Daily Meals
- Breakfast,¹ the café-da-manhã (literally, "morning coffee"): Every region has its own typical breakfast. It is common to find tropical fruits, typical cakes, tapioca, cuscuz, grilled ham-and-cheese-sandwiches, bread and butter, mortadella, ham, cheese, requeijão, ham and cheese, ham and requeijão, smoked turkey and cheese, smoked turkey and requeijão, honey, or jam, and the drink can be sweetened coffee, juice, hot chocolate, café com leite, or sweetened tea.
- Elevenses or brunch,² the lanche-da-manhã (literally, "morning snack"): Juices, fruits, light sandwiches, crackers and cookies are the most common snacks if one eats a breakfast really early at morning, while others may eat a more hearty lunch-like meal if they didn't have breakfast at all.
- Midday dinner or lunch,¹ the almoço: Normally this is the biggest meal. Rice is a staple of the Brazilian diet, albeit it is not uncommon to eat pasta instead. It is usually eaten together with boiled dry legumes and some other kind of protein, and may be served together with farofa (a toasted flour of manioc or corn), polenta, salads and/or cooked vegetables.
- Tea,² the lanche-da-tarde (literally "afternoon snack"): It is a meal had between lunch and dinner, and basically everything people eat in the breakfast, they also eat in the afternoon snack. Nevertheless, fruits are less common.

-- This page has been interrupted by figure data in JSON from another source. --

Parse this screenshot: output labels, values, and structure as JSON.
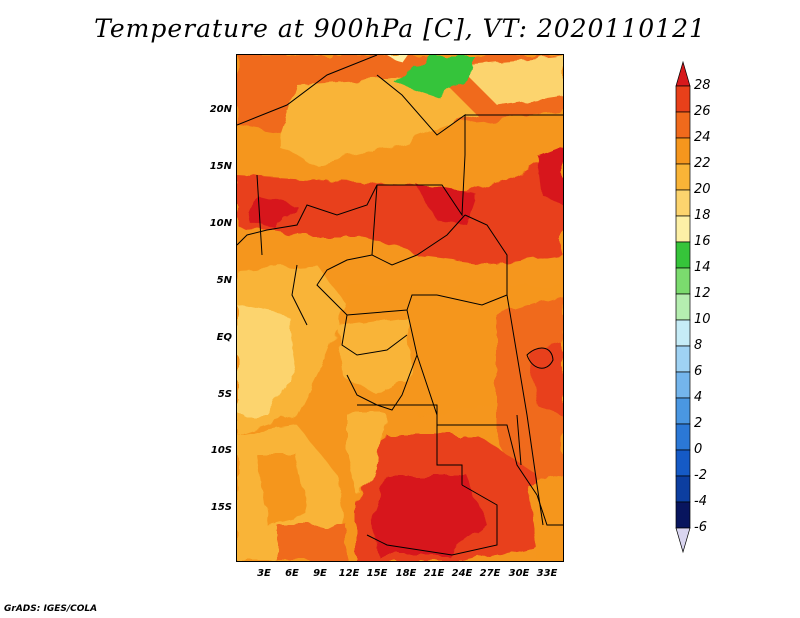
{
  "title": "Temperature at 900hPa [C], VT: 2020110121",
  "credit": "GrADS: IGES/COLA",
  "lat_labels": [
    "20N",
    "15N",
    "10N",
    "5N",
    "EQ",
    "5S",
    "10S",
    "15S"
  ],
  "lon_labels": [
    "3E",
    "6E",
    "9E",
    "12E",
    "15E",
    "18E",
    "21E",
    "24E",
    "27E",
    "30E",
    "33E"
  ],
  "colorbar": {
    "levels": [
      "28",
      "26",
      "24",
      "22",
      "20",
      "18",
      "16",
      "14",
      "12",
      "10",
      "8",
      "6",
      "4",
      "2",
      "0",
      "-2",
      "-4",
      "-6"
    ],
    "colors": [
      "#d7191c",
      "#e8401a",
      "#f06a1c",
      "#f5961d",
      "#f9b437",
      "#fcd46e",
      "#fdf0a6",
      "#36c43a",
      "#7bdb6e",
      "#b5eeb0",
      "#c6ecf7",
      "#9fd2f3",
      "#74b5ec",
      "#4a97e2",
      "#2b78d6",
      "#155ac6",
      "#0c3ea0",
      "#08155e",
      "#d9d5f0"
    ]
  },
  "map": {
    "field": "Temperature at 900hPa",
    "units": "C",
    "valid_time": "2020110121"
  }
}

- Night dinner or supper,¹ the jantar: For most Brazilians, jantar is a light affair, while others dine at night. Soups, salads, pasta, hamburgers or hot-dogs, pizza or repeating midday dinner foods are the most common dishes.
- Late supper,² the ceia: Brazilians eat soups, salads, pasta and what would be eaten at the elevenses if their jantar was a light one early at the evening and it is late at night or dawn. It is associated with Christian holidays, for example.